I think I could, perhaps, live in Prague. There is opportunity and choice and liberal attitudes, for the most part, to LGBT rights. But . . . the Caribbean . . . The West Indies provides a significant amount of material for this same in-progress work. While there is not the freedom to express the “queer” as there is in Prague and other places, there is a passion and vitality that is quite unbeatable. When I hit the streets of Kingston, Jamaica, for instance, I know I’m alive. There is an energy there that is difficult to explain. Prague has energy, but, like any cosmopolitan or quasi-cosmopolitan place (while the population here is mostly of Czech origin, there are numerous ex-pats living in the city), I think passion is tempered somewhat by a lack of homogeneity. Or maybe the reverse is true when thinking about a Caribbean kind of homogeneity. I don’t know.
I feel it is important at this point, though, to explore my ideas about Prague with knowledge of and exposure to the different regions of Bohemia. A couple of days ago I went to Karlovy Vary, a beautiful town established in the fourteenth century, in Western Bohemia.

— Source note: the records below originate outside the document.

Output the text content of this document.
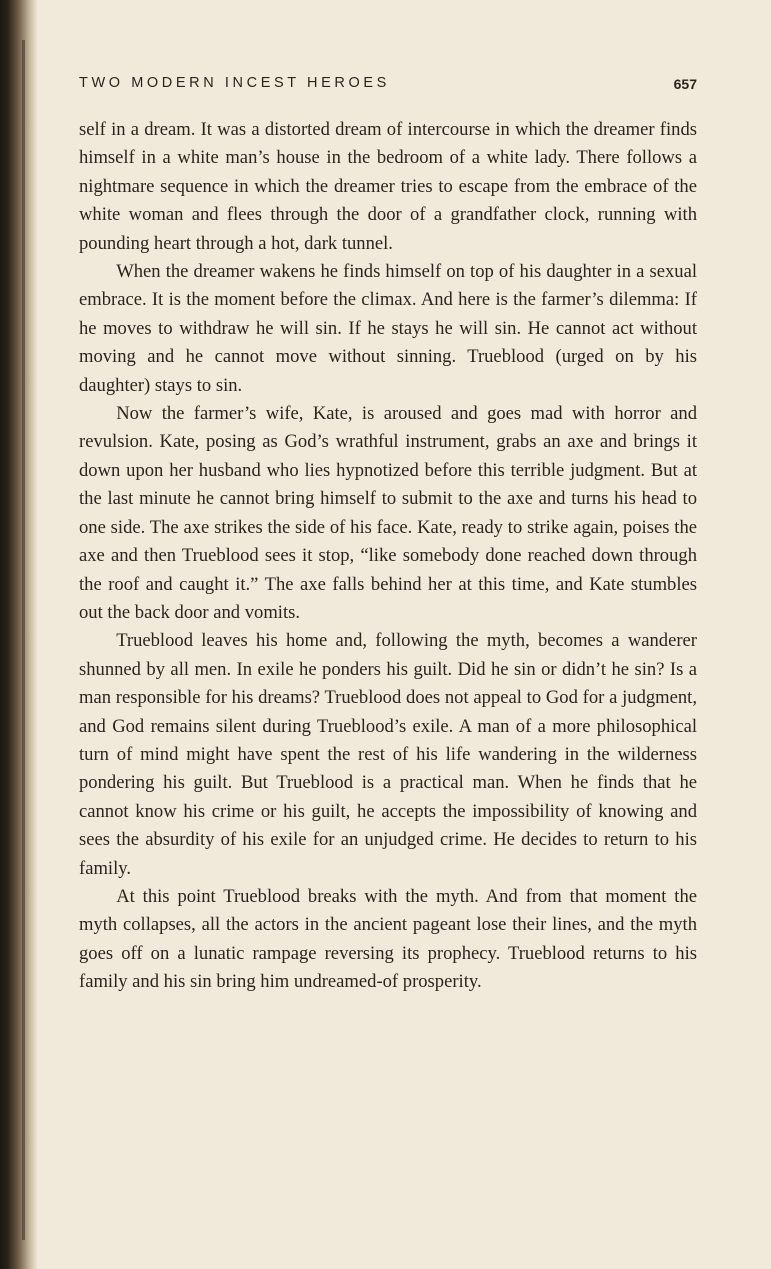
TWO MODERN INCEST HEROES	657

self in a dream. It was a distorted dream of intercourse in which the dreamer finds himself in a white man’s house in the bedroom of a white lady. There follows a nightmare sequence in which the dreamer tries to escape from the embrace of the white woman and flees through the door of a grandfather clock, running with pounding heart through a hot, dark tunnel.

When the dreamer wakens he finds himself on top of his daughter in a sexual embrace. It is the moment before the climax. And here is the farmer’s dilemma: If he moves to withdraw he will sin. If he stays he will sin. He cannot act without moving and he cannot move without sinning. Trueblood (urged on by his daughter) stays to sin.

Now the farmer’s wife, Kate, is aroused and goes mad with horror and revulsion. Kate, posing as God’s wrathful instrument, grabs an axe and brings it down upon her husband who lies hypnotized before this terrible judgment. But at the last minute he cannot bring himself to submit to the axe and turns his head to one side. The axe strikes the side of his face. Kate, ready to strike again, poises the axe and then Trueblood sees it stop, “like somebody done reached down through the roof and caught it.” The axe falls behind her at this time, and Kate stumbles out the back door and vomits.

Trueblood leaves his home and, following the myth, becomes a wanderer shunned by all men. In exile he ponders his guilt. Did he sin or didn’t he sin? Is a man responsible for his dreams? Trueblood does not appeal to God for a judgment, and God remains silent during Trueblood’s exile. A man of a more philosophical turn of mind might have spent the rest of his life wandering in the wilderness pondering his guilt. But Trueblood is a practical man. When he finds that he cannot know his crime or his guilt, he accepts the impossibility of knowing and sees the absurdity of his exile for an unjudged crime. He decides to return to his family.

At this point Trueblood breaks with the myth. And from that moment the myth collapses, all the actors in the ancient pageant lose their lines, and the myth goes off on a lunatic rampage reversing its prophecy. Trueblood returns to his family and his sin bring him undreamed-of prosperity.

Its architecture, like that of Prague’s, is largely intact due to the fact that, for the most part, the present-day country of the Czech Republic was not bombed during WWII. What also stood out in Karlovy Vary, though, was wealth/money. Everything is impeccably maintained, and the town revolves around tourism, with high-priced shops of every kind standing ready to sell. While beauty and the pristine abound here, I don’t think it would be effective to understand Bohemia without being exposed to the many little towns outside tourist zones. For this reason, I will try to take in as much of Bohemia as possible to expose myself to the variety of lifestyles that exist in Bohemia. During the drive from Prague to Karlovy Vary, for example, we passed by (on the highway) little towns which consisted of a bulk of dilapidated and abandoned buildings. These places provided a sharp contrast with Karlovy Vary, and I am hoping further travel to as many regions as possible in Bohemia might expose me to the heterogeneity, the diverse kinds of lifestyles, that might exist in this place.